После зала гобеленов мы прошли насквозь все пять комнат-залов. Собель теперь помалкивала и держалась позади. Следующий зал был похож на небольшую приемную, затем самая скромная по размерам комната – про себя я назвала ее карманная библиотека, – дальше гостиная или, скорее, комната отдыха, потом кабинет с большим дубовым столом и камином и, наконец, спальня. За ней еще двери, там очевидно умывальня и гардеробные комнаты.
В спальне почти всю стену занимал старый камин из темно-фиолетового камня, а над ним – большая картина с холодным темным пейзажем гор и дремучего леса. Похоже, на картине изображен горный хребет Баэрдаль. Не знала, что Келдрик предпочитает мрачные горы, он больше походит на любителя теплых морских просторов и мягкого солнца. Рядом с камином стояли увесистые кресла и изящные диванчики, а напротив – большая кровать с четырьмя резными столбиками под балдахином, заправленная синим бархатным покрывалом. За ней во всю стену находился еще один гобелен, изображавший какую-то кровавую битву. Зная Келдрика, не могла отделаться от мысли, что сюда лучше подходит более романтичный сюжет. Я бросила взгляд за окно – было темно и ничего не видно, но мне представилось, что отсюда открывается потрясающий вид на далекие верхушки гор Баэрдаль. Хотя, скорее всего, нет, слишком далеко.
– Эти покои богаче твоих. Точно ты тут княгиня? – посмеялась Эфира, осматриваясь.
Келдрик жил роскошно, точнее, все главные советники Кроуги жили роскошно.
– Это оттого, что Их Высочества князь и княгиня Кроуги не занимают княжеское крыло. Там до сих пор живет отец князя, – подала голос Собель. – Князь выбрал своим домом имение Бьенкурт. А в комнатах его матери старый князь даже пыль разрешает вытирать только тем слугам, которые делают это со дня ее смерти, в точности возвращая все предметы туда, где они лежали.
– Это тебе тоже Келдрик рассказал? – огрызнулась на нее Тарая и уселась на кровать, словно показывая, кто тут хозяйка.
– Нет, Тиральда, – казалось, что Собель вот-вот расплачется.
– Собель, ты нам очень помогла, большое спасибо, можешь быть свободна.
Служанка замялась, и я вопросительно на нее посмотрела.
– Прошу, госпожа, не говорите Тиральде, что я так много знаю того, что мне знать не следует, – почти шепотом произнесла Собель.
– О, я обязательно скажу! – шикнула Тарая.
– Нет, не скажешь, – осадила я магичку. – Никто ничего не расскажет. Собель, можешь идти и не волноваться об этом.
Служанка, пунцовая, как спелое яблоко, вылетела из комнаты.
– Твоя горничная спит с дворянами, – перекинула на меня свое негодование Тарая. – Ее надо прогнать!
– Или, может, прогнать советника, соблазняющего моих любимых горничных? И не смей ничего говорить Тиральде.

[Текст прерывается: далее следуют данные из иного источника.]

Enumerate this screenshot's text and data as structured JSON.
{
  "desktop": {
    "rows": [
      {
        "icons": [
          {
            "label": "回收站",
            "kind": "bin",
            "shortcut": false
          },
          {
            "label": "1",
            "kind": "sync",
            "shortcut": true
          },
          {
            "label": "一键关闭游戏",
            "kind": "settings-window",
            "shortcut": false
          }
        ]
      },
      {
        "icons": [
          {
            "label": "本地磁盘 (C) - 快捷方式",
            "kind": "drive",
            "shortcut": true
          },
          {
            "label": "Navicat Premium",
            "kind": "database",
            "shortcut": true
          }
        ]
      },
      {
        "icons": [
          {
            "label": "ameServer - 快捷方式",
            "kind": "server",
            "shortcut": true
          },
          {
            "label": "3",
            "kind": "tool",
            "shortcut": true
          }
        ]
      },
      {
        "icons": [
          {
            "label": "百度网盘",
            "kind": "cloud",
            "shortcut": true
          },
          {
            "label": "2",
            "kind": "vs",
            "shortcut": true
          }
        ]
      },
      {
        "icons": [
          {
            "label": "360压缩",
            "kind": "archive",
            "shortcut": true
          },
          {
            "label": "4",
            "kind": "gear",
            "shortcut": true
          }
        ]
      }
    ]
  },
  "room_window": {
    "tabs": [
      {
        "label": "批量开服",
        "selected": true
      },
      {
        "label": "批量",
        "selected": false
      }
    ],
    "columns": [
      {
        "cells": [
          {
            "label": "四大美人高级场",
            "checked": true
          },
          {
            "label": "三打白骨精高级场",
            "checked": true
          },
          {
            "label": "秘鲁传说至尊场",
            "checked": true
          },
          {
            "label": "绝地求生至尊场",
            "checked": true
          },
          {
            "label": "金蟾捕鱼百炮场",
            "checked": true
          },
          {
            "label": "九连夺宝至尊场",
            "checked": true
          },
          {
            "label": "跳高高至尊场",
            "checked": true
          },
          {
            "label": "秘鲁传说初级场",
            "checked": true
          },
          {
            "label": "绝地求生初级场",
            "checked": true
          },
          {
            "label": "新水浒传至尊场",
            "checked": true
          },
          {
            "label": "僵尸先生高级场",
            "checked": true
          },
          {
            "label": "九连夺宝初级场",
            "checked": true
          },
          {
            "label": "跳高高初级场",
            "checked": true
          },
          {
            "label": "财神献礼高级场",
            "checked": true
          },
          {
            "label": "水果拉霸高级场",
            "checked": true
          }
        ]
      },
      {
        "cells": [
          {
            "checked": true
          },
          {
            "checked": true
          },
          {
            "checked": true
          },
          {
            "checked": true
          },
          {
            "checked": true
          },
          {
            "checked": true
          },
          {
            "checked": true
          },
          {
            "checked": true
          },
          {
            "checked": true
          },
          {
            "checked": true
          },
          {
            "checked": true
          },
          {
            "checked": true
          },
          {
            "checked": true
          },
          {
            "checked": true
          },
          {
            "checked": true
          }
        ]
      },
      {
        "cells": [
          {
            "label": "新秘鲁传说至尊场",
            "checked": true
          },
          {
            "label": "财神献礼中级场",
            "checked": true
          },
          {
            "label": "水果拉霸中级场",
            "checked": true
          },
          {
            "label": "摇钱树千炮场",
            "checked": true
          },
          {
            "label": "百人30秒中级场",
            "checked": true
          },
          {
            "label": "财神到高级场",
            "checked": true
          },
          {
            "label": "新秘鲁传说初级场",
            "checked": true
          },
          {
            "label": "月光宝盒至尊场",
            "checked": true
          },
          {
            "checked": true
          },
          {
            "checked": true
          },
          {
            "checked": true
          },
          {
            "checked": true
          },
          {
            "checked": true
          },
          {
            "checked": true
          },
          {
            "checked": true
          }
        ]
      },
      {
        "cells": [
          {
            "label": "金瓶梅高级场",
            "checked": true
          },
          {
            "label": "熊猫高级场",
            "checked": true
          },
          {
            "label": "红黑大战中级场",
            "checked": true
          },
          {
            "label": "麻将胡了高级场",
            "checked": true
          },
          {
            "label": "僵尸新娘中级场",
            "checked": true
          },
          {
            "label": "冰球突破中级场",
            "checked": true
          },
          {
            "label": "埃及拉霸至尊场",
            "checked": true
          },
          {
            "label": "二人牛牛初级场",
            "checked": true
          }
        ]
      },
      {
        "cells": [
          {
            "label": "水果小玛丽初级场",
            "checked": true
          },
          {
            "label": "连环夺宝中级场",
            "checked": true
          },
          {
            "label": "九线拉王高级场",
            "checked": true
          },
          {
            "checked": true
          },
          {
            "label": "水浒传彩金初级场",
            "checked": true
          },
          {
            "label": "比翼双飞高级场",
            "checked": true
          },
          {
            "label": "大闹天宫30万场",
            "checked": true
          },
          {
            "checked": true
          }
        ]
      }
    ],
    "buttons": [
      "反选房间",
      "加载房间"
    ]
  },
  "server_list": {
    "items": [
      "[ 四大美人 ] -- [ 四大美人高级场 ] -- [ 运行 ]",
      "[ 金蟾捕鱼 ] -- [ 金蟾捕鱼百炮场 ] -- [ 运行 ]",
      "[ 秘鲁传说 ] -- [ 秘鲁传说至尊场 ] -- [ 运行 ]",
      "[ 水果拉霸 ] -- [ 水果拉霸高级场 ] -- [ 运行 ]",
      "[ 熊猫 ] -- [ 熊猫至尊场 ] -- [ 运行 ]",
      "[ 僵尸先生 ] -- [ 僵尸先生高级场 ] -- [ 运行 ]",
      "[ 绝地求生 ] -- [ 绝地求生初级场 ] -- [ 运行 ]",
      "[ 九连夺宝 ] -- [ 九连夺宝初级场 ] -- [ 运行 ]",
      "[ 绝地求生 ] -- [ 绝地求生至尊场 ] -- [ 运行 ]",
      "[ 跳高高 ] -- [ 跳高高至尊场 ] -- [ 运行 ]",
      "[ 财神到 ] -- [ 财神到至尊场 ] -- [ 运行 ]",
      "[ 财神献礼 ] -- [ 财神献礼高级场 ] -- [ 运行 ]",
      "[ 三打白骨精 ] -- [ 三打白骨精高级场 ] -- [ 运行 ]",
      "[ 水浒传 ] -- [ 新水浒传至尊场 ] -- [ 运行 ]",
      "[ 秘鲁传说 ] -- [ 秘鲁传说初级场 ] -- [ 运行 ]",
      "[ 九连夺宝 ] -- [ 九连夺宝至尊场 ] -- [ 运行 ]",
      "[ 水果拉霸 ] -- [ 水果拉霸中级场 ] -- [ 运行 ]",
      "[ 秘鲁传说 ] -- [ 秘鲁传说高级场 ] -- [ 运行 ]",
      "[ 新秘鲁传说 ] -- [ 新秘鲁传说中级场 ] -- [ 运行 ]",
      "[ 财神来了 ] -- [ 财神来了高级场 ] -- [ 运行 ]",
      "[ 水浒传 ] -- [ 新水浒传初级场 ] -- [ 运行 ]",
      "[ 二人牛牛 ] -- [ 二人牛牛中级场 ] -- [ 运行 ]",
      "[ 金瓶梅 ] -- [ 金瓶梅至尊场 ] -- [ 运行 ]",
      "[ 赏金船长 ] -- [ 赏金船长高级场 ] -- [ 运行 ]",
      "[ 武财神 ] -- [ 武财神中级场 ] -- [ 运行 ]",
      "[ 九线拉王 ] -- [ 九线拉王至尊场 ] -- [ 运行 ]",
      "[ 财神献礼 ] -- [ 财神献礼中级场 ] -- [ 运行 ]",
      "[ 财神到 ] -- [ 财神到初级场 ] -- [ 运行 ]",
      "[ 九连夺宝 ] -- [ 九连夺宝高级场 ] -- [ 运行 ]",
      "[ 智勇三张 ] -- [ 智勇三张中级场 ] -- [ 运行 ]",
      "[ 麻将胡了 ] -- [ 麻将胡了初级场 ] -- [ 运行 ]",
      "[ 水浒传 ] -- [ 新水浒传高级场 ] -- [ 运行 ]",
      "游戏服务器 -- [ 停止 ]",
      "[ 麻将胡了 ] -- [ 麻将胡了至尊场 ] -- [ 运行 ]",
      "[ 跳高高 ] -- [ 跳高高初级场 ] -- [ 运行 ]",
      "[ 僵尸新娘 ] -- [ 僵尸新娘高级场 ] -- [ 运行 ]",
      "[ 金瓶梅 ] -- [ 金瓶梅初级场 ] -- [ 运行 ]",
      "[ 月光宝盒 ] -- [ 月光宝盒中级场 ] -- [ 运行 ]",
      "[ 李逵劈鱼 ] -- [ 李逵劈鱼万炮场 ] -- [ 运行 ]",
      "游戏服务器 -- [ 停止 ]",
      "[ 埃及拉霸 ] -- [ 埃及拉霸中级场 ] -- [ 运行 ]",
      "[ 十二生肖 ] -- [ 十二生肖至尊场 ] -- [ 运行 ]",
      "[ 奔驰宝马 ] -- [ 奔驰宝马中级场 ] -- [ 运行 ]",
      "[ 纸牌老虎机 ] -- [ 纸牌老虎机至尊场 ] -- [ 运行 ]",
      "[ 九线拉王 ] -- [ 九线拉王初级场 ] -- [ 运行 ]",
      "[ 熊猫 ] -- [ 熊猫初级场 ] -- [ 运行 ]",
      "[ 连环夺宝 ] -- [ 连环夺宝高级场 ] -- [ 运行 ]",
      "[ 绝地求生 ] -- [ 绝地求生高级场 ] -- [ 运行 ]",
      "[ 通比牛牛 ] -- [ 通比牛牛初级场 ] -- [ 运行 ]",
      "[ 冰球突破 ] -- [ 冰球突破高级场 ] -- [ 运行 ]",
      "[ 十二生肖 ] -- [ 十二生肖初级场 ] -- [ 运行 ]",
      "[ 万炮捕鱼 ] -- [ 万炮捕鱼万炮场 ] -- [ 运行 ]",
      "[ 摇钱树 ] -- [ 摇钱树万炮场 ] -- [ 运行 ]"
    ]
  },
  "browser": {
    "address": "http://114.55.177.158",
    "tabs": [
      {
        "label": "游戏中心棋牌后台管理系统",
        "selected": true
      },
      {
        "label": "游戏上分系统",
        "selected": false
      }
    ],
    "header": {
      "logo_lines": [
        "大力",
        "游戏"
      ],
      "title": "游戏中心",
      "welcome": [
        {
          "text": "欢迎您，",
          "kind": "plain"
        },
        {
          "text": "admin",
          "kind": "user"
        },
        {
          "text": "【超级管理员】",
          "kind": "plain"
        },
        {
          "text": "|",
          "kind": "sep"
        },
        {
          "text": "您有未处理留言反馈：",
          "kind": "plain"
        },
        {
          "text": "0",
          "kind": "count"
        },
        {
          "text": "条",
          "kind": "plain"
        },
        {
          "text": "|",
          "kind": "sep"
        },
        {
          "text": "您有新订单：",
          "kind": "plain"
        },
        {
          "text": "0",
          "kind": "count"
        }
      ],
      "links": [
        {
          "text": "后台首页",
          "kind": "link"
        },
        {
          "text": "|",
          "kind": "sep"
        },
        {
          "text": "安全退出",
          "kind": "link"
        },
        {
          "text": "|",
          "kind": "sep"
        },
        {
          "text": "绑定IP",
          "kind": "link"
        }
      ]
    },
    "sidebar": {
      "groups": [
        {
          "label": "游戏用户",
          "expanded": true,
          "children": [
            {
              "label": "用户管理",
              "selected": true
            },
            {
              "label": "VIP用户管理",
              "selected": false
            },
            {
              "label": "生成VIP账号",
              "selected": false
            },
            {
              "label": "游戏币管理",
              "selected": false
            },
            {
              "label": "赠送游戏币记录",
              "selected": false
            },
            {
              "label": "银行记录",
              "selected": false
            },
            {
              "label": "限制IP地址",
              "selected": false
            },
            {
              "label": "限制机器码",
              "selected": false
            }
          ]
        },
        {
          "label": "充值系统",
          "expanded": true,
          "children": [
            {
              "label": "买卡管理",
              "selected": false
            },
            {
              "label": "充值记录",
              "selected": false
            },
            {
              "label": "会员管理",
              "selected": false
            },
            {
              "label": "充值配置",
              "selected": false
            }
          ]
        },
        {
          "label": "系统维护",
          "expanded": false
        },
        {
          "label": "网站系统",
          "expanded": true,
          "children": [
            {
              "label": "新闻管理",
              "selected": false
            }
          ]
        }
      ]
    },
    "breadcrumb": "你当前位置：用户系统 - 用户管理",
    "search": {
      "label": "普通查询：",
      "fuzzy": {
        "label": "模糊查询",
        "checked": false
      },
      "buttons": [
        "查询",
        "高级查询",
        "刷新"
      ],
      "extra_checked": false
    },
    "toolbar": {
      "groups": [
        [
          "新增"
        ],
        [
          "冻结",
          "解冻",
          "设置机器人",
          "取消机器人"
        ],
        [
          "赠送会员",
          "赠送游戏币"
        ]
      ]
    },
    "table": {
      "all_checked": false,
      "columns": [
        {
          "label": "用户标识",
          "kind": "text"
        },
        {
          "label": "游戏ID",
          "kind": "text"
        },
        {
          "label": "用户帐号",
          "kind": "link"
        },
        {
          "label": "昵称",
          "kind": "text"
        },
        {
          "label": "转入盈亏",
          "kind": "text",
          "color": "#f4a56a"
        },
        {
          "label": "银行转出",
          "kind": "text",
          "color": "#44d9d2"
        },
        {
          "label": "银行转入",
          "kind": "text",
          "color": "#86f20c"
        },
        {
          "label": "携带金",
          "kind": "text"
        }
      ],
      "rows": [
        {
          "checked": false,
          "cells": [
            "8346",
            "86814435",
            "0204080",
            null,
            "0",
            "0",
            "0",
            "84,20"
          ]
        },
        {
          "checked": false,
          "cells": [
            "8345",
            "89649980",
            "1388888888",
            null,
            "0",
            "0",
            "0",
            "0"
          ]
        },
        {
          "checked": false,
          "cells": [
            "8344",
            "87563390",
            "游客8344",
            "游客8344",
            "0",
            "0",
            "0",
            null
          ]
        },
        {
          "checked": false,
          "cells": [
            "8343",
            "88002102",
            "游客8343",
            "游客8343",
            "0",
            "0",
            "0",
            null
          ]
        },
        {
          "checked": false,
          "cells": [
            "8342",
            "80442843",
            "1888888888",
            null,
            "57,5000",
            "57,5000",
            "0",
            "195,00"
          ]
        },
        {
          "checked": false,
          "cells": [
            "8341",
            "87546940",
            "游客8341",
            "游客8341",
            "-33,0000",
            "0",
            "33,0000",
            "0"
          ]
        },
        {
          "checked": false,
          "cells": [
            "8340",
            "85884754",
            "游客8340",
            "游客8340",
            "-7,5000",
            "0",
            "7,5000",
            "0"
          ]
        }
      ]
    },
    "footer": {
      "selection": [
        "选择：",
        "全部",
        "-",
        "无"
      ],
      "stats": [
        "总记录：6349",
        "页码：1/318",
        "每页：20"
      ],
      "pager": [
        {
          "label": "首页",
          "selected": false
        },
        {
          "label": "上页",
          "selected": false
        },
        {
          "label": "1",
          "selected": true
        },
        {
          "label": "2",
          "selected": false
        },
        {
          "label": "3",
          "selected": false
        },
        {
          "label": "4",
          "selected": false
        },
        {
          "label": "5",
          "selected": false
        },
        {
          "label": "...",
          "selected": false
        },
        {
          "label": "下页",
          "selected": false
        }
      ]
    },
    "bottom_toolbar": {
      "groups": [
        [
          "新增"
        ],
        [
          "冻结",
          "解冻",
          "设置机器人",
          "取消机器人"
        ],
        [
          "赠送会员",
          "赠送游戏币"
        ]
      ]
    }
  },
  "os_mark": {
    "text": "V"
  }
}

– Это что получается, чернокосая ревнует этого вашего Келдрика к служанке?
– Не говори глупостей! – тут же ответила Тарая и нежно провела ладонью по бархатному покрывалу.
– А я и не говорю, а все вижу, – усмехнулась Эфира. – У твоей ревности медно-красноватый оттенок, и она вся бурлит вокруг тебя. В тебе много ревности, почти столько же, сколько и вспыльчивости.
– Чего? – растерянно спросила Тарая и вскочила, словно покрывало ее ужалило.
– Не доводи ее, и так вон вся дергается. – Я осуждающе посмотрела на Эфиру. – Лучше своим шаманским глазом помоги нам найти нужный предмет.
– Что ищете?
– Янтарный камушек, – ответила Тарая.
– Или тайники, – добавила я, – где он может прятать этот янтарный инклюз.
Эфира сморщилась.
– Никогда не понимала, зачем хранить замурованных дохлых насекомых.
– Тебе ли говорить? – я укоризненно покосилась на череп, болтающийся на ее поясе.
– Это не то же самое. Череп – трофей, показывающий врагам и друзьям, что моя рука не дрогнет, если что…
Я закатила глаза, улыбаясь.
– Ладно, – Эфира обвела спальню изучающим взглядом. – Там, кажется, есть тайник, – она показала на зеркало.
– Келдрик – выдающийся маг разума, – Тарая придирчиво цокнула языком. – Его тайники так просто не найти, даже шаману.
Конечно, я была с ней согласна, но надо с чего-то начинать.
– Может и так, но все равно проверь за зеркалом, – сказала я Тарае. – А я пойду в других комнатах поищу.
Я направилась в кабинет. Здесь царил полумрак, тяжелые бархатные портьеры занавешивали окно. В углу стояли напитки в дорогих бутылках из темного стекла, но почти все запечатанные. Выглядело, словно это подарки, а не отдушина хозяина, к которой он часто прибегает.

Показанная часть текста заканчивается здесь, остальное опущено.